Kanopos oder Kanobos (Κάνωπος, Κάνωβος), Stern α der Argo, der südlichste Stern erster
[1882]
Größe, der den Griechen bekannt geworden ist; die Schreibung schwankt wie bei dem Ortsnamen, doch scheint die mit b vorzuziehen, da der Stern nach dem so geschriebenen Steuermann des Menelaos (Stellen der griechischen Zeugen bei Maaß Aratea 359ff.; dazu Serv. Aen. XI 263) benannt ist (s. u.). Der erste, der den Stern K. erwähnt, Eudoxos bei Hipparch. in Arat. I 11, 6 p. 114. 17 M., kennt für ihn noch keinen Namen, ihm ist er ὁ ἐξ Αἰγύπτου ὁῥώμενος ἀστήρ. Er hatte den Stern in den antarktischen Kreis der Griechen (etwa 36° vom Pol) gesetzt; Hipparch a. a. O. p. 114, 23 stellt diese Angabe dahin richtig, daß der K. bei 38½° Polabstand sogar noch für Athen diesseits dieses Kreises stehe und auf Rhodos sichtbar sei; nach Poseidonios bei Strab. II 119 hat ihn denn auch schon Eudoxos selbst von Knidos aus beobachtet, was dem Zitat bei Hipparch, wenn man die Worte nicht preßt, nicht geradezu widerspricht. Dagegen ist bei Theo Smyrn. p. 121, 19 H. wohl statt Knidos Rhodos zu schreiben; denn daß der K. im südlichen Teil von Knidos sichtbar sein soll, im nördlichen nicht, wird man schwerlich gelten lassen können. Eben der Umstand, daß seine Sichtbarkeitsgrenze in den Mittelmeerbreiten liegt, hat ihm die häufige Beachtung verschafft (Vitr. IX 5, 4. Lucan. VIII 181. Plin. n. h. VI 87. Mart. Cap. VIII 808). Insbesondere heben die von Poseidonios abhängigen popularastronomischen Schriftsteller sein allmähliches Emporsteigen über den Horizont bei der Seefahrt von Rhodos nach Ägypten hervor, sowie meist auch, daß er in Alexandreia bereits um das Viertel eines Zeichens über dem Horizont steht (Procl. in Tim. p. 277 E = III p. 125, 11 D., der Poseidonios nennt, ebenso Cleom. I 10 p. 92, 26ff. Z. Ohne Namensnennung Gem. isag. III 15 p. 42, 3 M. Manil. I 216f. (ungenau). Plin. n. h. II 178. Schol. Ar. v. 351 p. 411 M. Eustath. in Dion. Perieg. v. 11, GGM II 219. Vgl. Manitius zu Gem. 257. Möller Studia Maniliana. Diss. Marburg 1901, 34); das Phänomen ist schon von Poseidonios selbst unter den Beweisen für die Kugelgestalt der Erde verwendet worden. Poseidonios hat aber auch eigene Beobachtungen über die Sichtbarkeit des K. in der Gegend von Gades zur Breitebestimmung dieser Stadt benützt (Strab. II 119). Hingegen ist K. begreiflicherweise für die Griechen kalendarisch ohne Bedeutung.
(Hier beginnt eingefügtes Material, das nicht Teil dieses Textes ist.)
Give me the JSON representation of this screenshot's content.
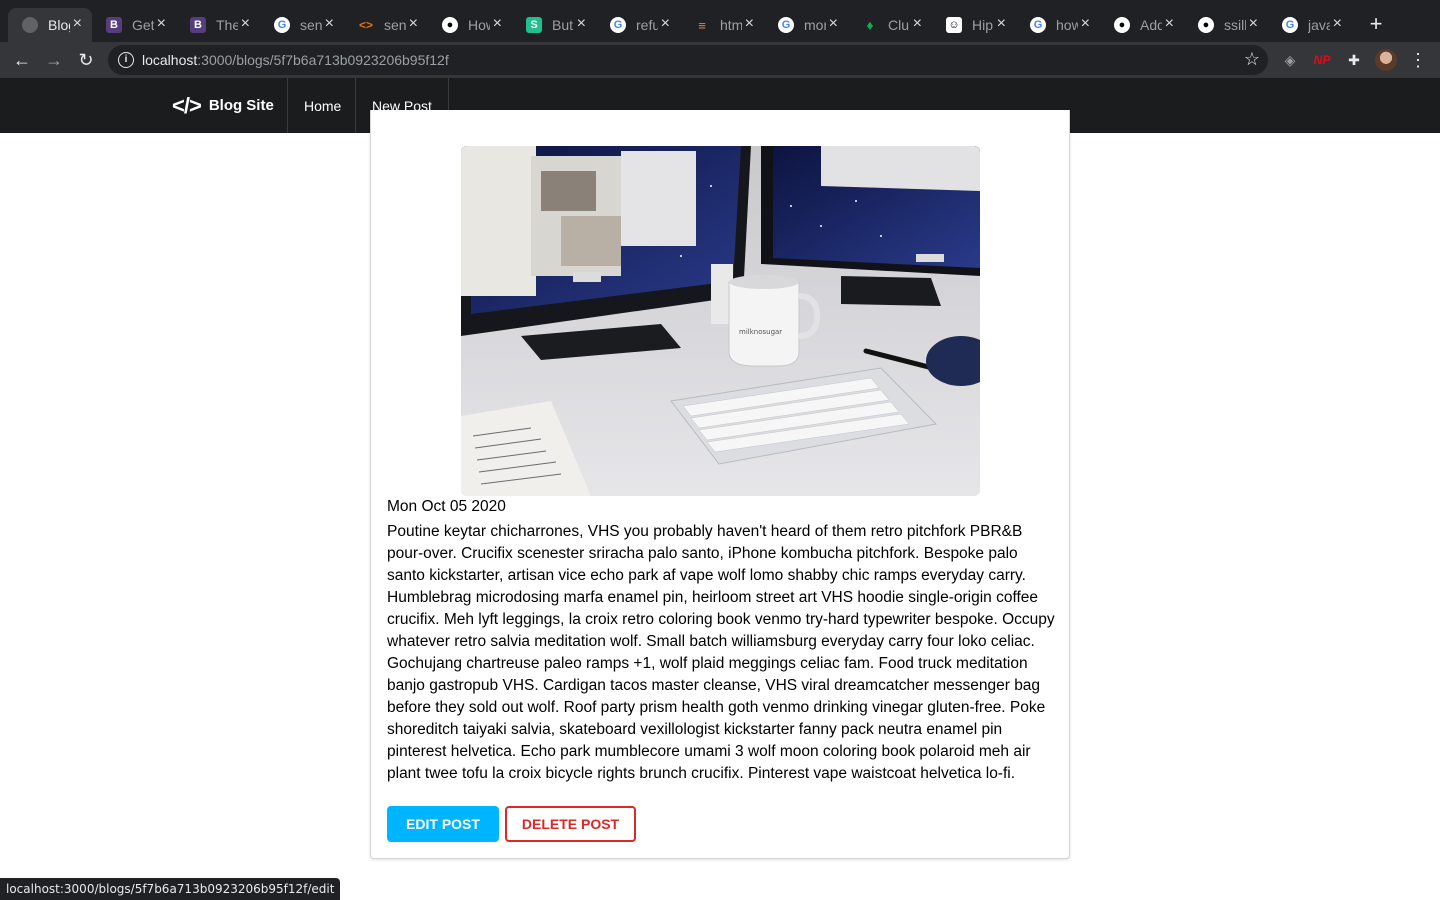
{
  "browser": {
    "tabs": [
      {
        "title": "Blog",
        "favicon": "globe",
        "active": true
      },
      {
        "title": "Get",
        "favicon": "bootstrap"
      },
      {
        "title": "The",
        "favicon": "bootstrap"
      },
      {
        "title": "sen",
        "favicon": "google"
      },
      {
        "title": "sen",
        "favicon": "code"
      },
      {
        "title": "How",
        "favicon": "github"
      },
      {
        "title": "But",
        "favicon": "s-brand"
      },
      {
        "title": "refu",
        "favicon": "google"
      },
      {
        "title": "htm",
        "favicon": "stackoverflow"
      },
      {
        "title": "mor",
        "favicon": "google"
      },
      {
        "title": "Clu",
        "favicon": "leaf"
      },
      {
        "title": "Hip",
        "favicon": "hipster"
      },
      {
        "title": "how",
        "favicon": "google"
      },
      {
        "title": "Add",
        "favicon": "github"
      },
      {
        "title": "ssill",
        "favicon": "github"
      },
      {
        "title": "java",
        "favicon": "google"
      }
    ],
    "url_host": "localhost",
    "url_rest": ":3000/blogs/5f7b6a713b0923206b95f12f",
    "extension_np": "NP",
    "status_url": "localhost:3000/blogs/5f7b6a713b0923206b95f12f/edit"
  },
  "site": {
    "brand": "Blog Site",
    "nav": {
      "home": "Home",
      "new_post": "New Post"
    }
  },
  "post": {
    "image_alt": "desk with monitors, coffee mug and keyboard",
    "date": "Mon Oct 05 2020",
    "body": "Poutine keytar chicharrones, VHS you probably haven't heard of them retro pitchfork PBR&B pour-over. Crucifix scenester sriracha palo santo, iPhone kombucha pitchfork. Bespoke palo santo kickstarter, artisan vice echo park af vape wolf lomo shabby chic ramps everyday carry. Humblebrag microdosing marfa enamel pin, heirloom street art VHS hoodie single-origin coffee crucifix. Meh lyft leggings, la croix retro coloring book venmo try-hard typewriter bespoke. Occupy whatever retro salvia meditation wolf. Small batch williamsburg everyday carry four loko celiac. Gochujang chartreuse paleo ramps +1, wolf plaid meggings celiac fam. Food truck meditation banjo gastropub VHS. Cardigan tacos master cleanse, VHS viral dreamcatcher messenger bag before they sold out wolf. Roof party prism health goth venmo drinking vinegar gluten-free. Poke shoreditch taiyaki salvia, skateboard vexillologist kickstarter fanny pack neutra enamel pin pinterest helvetica. Echo park mumblecore umami 3 wolf moon coloring book polaroid meh air plant twee tofu la croix bicycle rights brunch crucifix. Pinterest vape waistcoat helvetica lo-fi.",
    "edit_label": "EDIT POST",
    "delete_label": "DELETE POST"
  },
  "colors": {
    "edit_button": "#00b5ff",
    "delete_button": "#db2828",
    "navbar": "#1b1c1d"
  }
}
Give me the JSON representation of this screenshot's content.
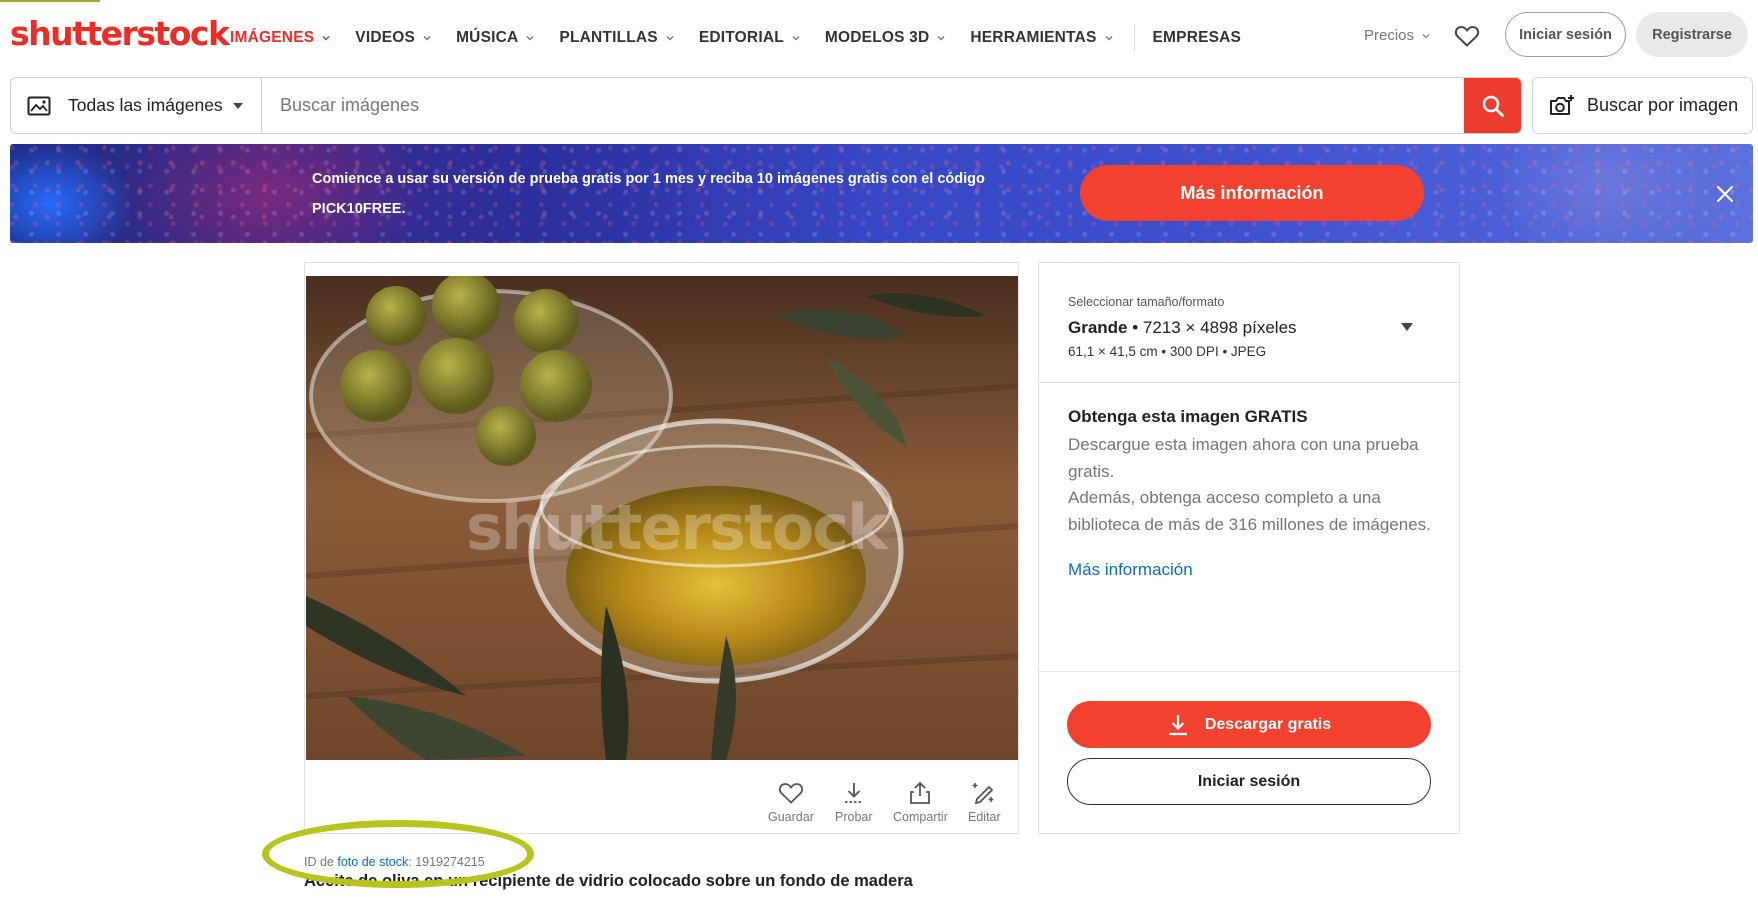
{
  "brand": {
    "logo_text": "shutterstock",
    "accent": "#ee2b24",
    "link": "#0c68c9"
  },
  "nav": {
    "items": [
      {
        "label": "IMÁGENES",
        "active": true,
        "dropdown": true
      },
      {
        "label": "VIDEOS",
        "active": false,
        "dropdown": true
      },
      {
        "label": "MÚSICA",
        "active": false,
        "dropdown": true
      },
      {
        "label": "PLANTILLAS",
        "active": false,
        "dropdown": true
      },
      {
        "label": "EDITORIAL",
        "active": false,
        "dropdown": true
      },
      {
        "label": "MODELOS 3D",
        "active": false,
        "dropdown": true
      },
      {
        "label": "HERRAMIENTAS",
        "active": false,
        "dropdown": true
      },
      {
        "label": "EMPRESAS",
        "active": false,
        "dropdown": false
      }
    ],
    "pricing_label": "Precios",
    "favorites_icon": "heart-icon",
    "login_label": "Iniciar sesión",
    "register_label": "Registrarse"
  },
  "search": {
    "type_label": "Todas las imágenes",
    "placeholder": "Buscar imágenes",
    "value": "",
    "search_icon": "search-icon",
    "search_by_image_label": "Buscar por imagen"
  },
  "promo": {
    "text_line1": "Comience a usar su versión de prueba gratis por 1 mes y reciba 10 imágenes gratis con el código",
    "text_line2": "PICK10FREE.",
    "cta_label": "Más información"
  },
  "image": {
    "watermark": "shutterstock",
    "actions": [
      {
        "label": "Guardar",
        "icon": "heart-icon"
      },
      {
        "label": "Probar",
        "icon": "download-icon"
      },
      {
        "label": "Compartir",
        "icon": "share-icon"
      },
      {
        "label": "Editar",
        "icon": "edit-icon"
      }
    ],
    "id_prefix": "ID de",
    "id_link": "foto de stock",
    "id_value": ": 1919274215",
    "title": "Aceite de oliva en un recipiente de vidrio colocado sobre un fondo de madera"
  },
  "panel": {
    "size_label": "Seleccionar tamaño/formato",
    "size_name": "Grande",
    "size_pixels": " • 7213 × 4898 píxeles",
    "size_meta": "61,1 × 41,5 cm • 300 DPI • JPEG",
    "free_title": "Obtenga esta imagen GRATIS",
    "free_body_1": "Descargue esta imagen ahora con una prueba gratis.",
    "free_body_2": "Además, obtenga acceso completo a una biblioteca de más de 316 millones de imágenes.",
    "free_link": "Más información",
    "download_label": "Descargar gratis",
    "login_label": "Iniciar sesión"
  }
}
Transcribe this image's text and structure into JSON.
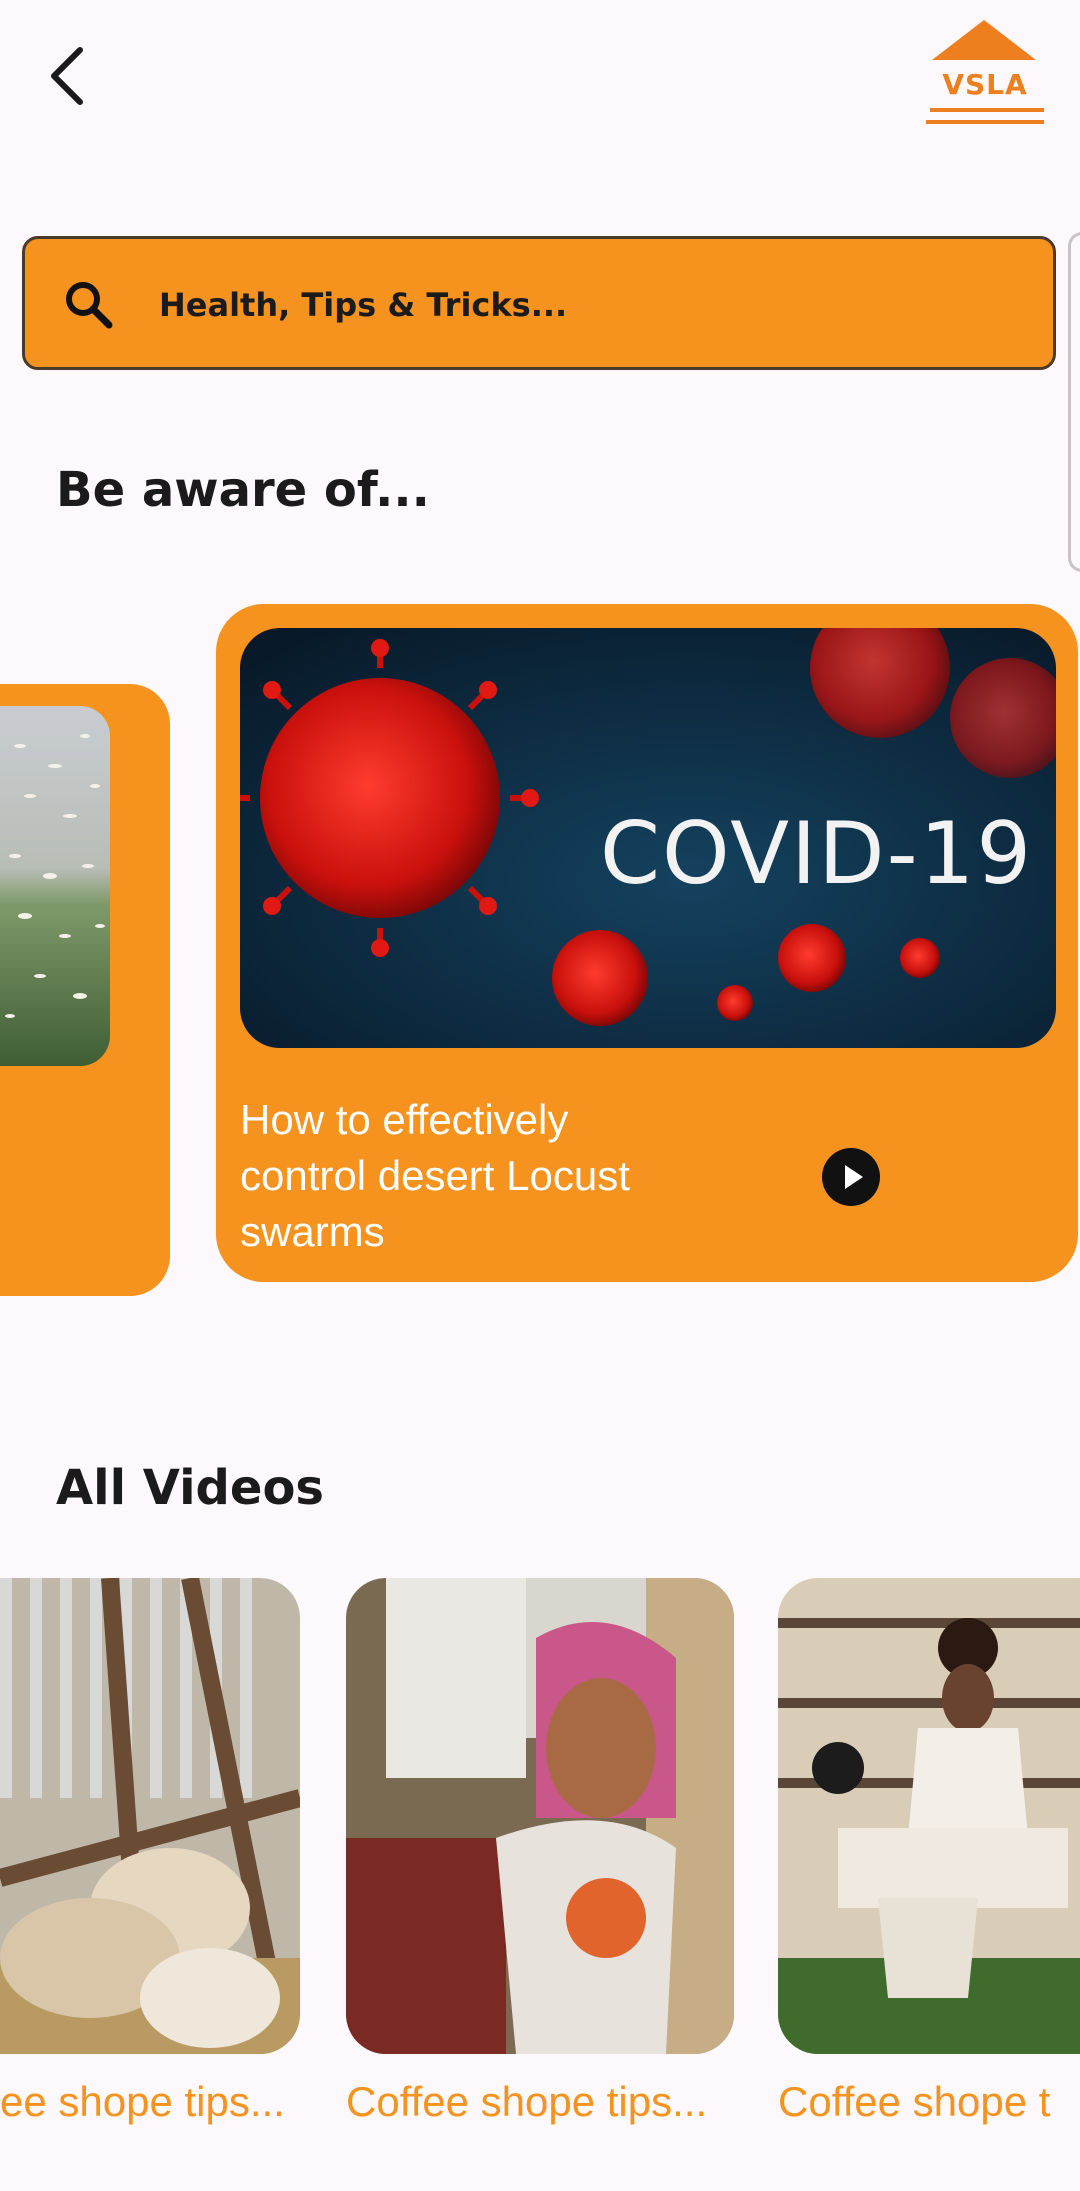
{
  "header": {
    "back_icon": "chevron-left-icon",
    "logo_text": "VSLA",
    "brand_color": "#EE7F1F"
  },
  "search": {
    "icon": "search-icon",
    "placeholder": "Health, Tips & Tricks..."
  },
  "aware": {
    "heading": "Be aware of...",
    "cards": [
      {
        "image": "desert-locust-swarm-photo",
        "caption": ""
      },
      {
        "image": "covid-19-virus-image",
        "image_text": "COVID-19",
        "caption": "How to effectively control desert Locust swarms",
        "play_icon": "play-icon"
      }
    ]
  },
  "videos": {
    "heading": "All Videos",
    "items": [
      {
        "image": "sheep-in-pen-photo",
        "title": "ee shope tips..."
      },
      {
        "image": "woman-seller-photo",
        "title": "Coffee shope tips..."
      },
      {
        "image": "coffee-ceremony-photo",
        "title": "Coffee shope t"
      }
    ]
  },
  "colors": {
    "accent": "#F6921E",
    "background": "#FCF8FB"
  }
}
Name und Sage scheinen nach der wahrscheinlichen Vermutung von Maaß a. a. O. 359ff. zuerst bei Apollonios Rhodios aufzutauchen, mögen also seine Erfindung sein, wozu die Äußerung von Strabon I 3 gut stimmt, wonach K. zu den jüngst benannten Sternen zählt. Nach Apollonios ist K. der an den Himmel versetzte Steuermann, der das Schiff des Menelaos auf der Heimfahrt von Troia von Rhodos nach Ägypten gelenkt hat und auf einer Insel vor der Nilmündung durch den
Biß einer Schlange ums Leben gekommen ist. Zu seinem Gedächtnis gründet Menelaos die gleichnamige Stadt. Einleuchtend ist auch die Vermutung von Maaß, daß bei dieser Version der Stern K. zu dem als Nil gedeuteten Sternbild des Flusses (Eridanos) gestellt wurde (vgl. Catast. 37 p. 178 R. Ar. Lat. p. 259 M.), während er sonst seit Hipparch a. a. O. und so noch bei Ptol. Synt. VIII p. 152, 5 H. zur Argo, in das
[1883] Steuerruder, gehört. Die Catast. bezeichnen K. als unter dem Fluß und nahe dem Steuerruder der Argo stehend; im 3. Jhdt. war also in der Tat seine Astrothesie noch schwankend. Die Version des Apollonios ist vornehmlich aus den Schol. Ar. und Eustath. a. a. O. zu rekonstruieren; vorgetragen war sie in einem choliambischen Epyllion K., von dem wir drei Fragmente haben. — Auch als Stern der Argo hat K. eine Sage erhalten: bei Plut. de Is. et Osir. c. 22 p. 359 E ist die Argo das Schiff des Osiris, K. ihr Steuermann (vgl. auch Boll Sphaera 169. 174). Der Name K. hat sich bis heute behauptet; vereinzelt stehen daneben Περίγειος (Catast. 37 p. 178 R.) und Πτολεμαῖος (Mart. Cap. VIII 838). Über Erwähnungen in der mittelalterlichen Literatur vgl. Boll Sphaera 274. 468, 1.